Unlike past Bush administration environmental battles, which often occurred below the public radar, the effort to weaken the Clean Air Act will involve public hearings, open debates, and public voting, and is likely to prompt substantial media scrutiny.
One of the earliest environmental battles in the coming Congress may involve efforts to weaken the nation's premier wildlife protection law, the Endangered Species Act (ESA). Opponents of the law are promoting a broad range of unfortunate changes, including proposals that would make it harder to add new species to the list of endangered and threatened wildlife, eliminate protection for critical habitat, and weaken the legal tools environmental advocates have relied on to ensure protection for imperiled wildlife. Legislation seems likely to move first in the House of Representatives, since last year two anti-ESA bills were voted out of the House Resources Committee, which is chaired by California Republican Richard Pombo.
Environmental Exemptions for the Defense Department
Having recently secured exemptions from the Marine Mammal Protection Act and key provisions of the ESA, the Department of Defense (DOD) is now prepared to up the ante by seeking blanket exemptions from key health protection laws, including the Clean Air Act, the Safe Drinking Water Act, the Resources Conservation and Recovery Act, and the Superfund statute. Each of these laws already has a special provision allowing the DOD to escape any requirement that might hinder national security, although the DOD has never made an effort to utilize these provisions. This is an important battle because military facilities around the country routinely handle a variety of dangerous substances, including munitions and radioactive materials, which have the potential to cause a host of serious environmental problems and threaten the health of both civilian and military personnel. This battle appears likely to occur in the context of legislation authorizing funding for the military.
Beyond these policy battles, a new arena for major environmental engagement may emerge in the Senate's consideration of judicial nominees. With the administration stretching credulity in its efforts to redefine environmental laws to require less and less protection, the courts have proven a vital last refuge for preserving the integrity of our landmark statutes. In key recent cases, federal courts have, for example, sustained environmental objections to Bush policies concerning clean air, energy efficiency, clean water; snowmobile access to Yellowstone National Park, the disposal of high-level nuclear waste; policies surrounding energy development in public wildlands; and the Navy's deployment of a new form of sonar that threatens marine mammals.

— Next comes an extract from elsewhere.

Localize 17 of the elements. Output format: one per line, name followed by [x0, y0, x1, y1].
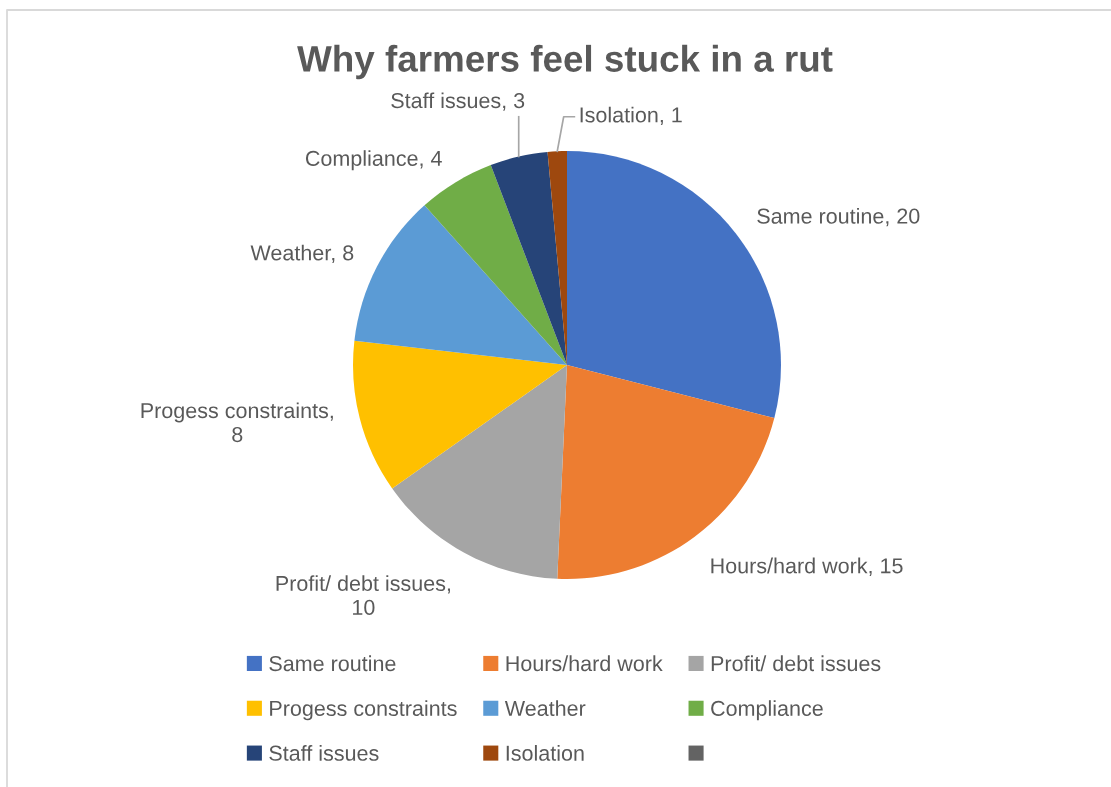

Given this pattern of disregard for environmental laws by government agencies, the continued independence and integrity of the judiciary is crucially important. If nominees to influential courts, including the U.S. Court of Appeals for the D.C. Circuit, and the Supreme Court, have records suggesting a hostility to environmental statutes, environmental forces are likely to invest heavily to make environmental and public health issues a key part of the Senate confirmation battles.
With permanent changes to our environmental protections hanging in the balance, the stakes will be higher than ever in the coming year. Only through an alert media and an informed and mobilized citizenry, can environmental forces hope to hold the line in these important engagements.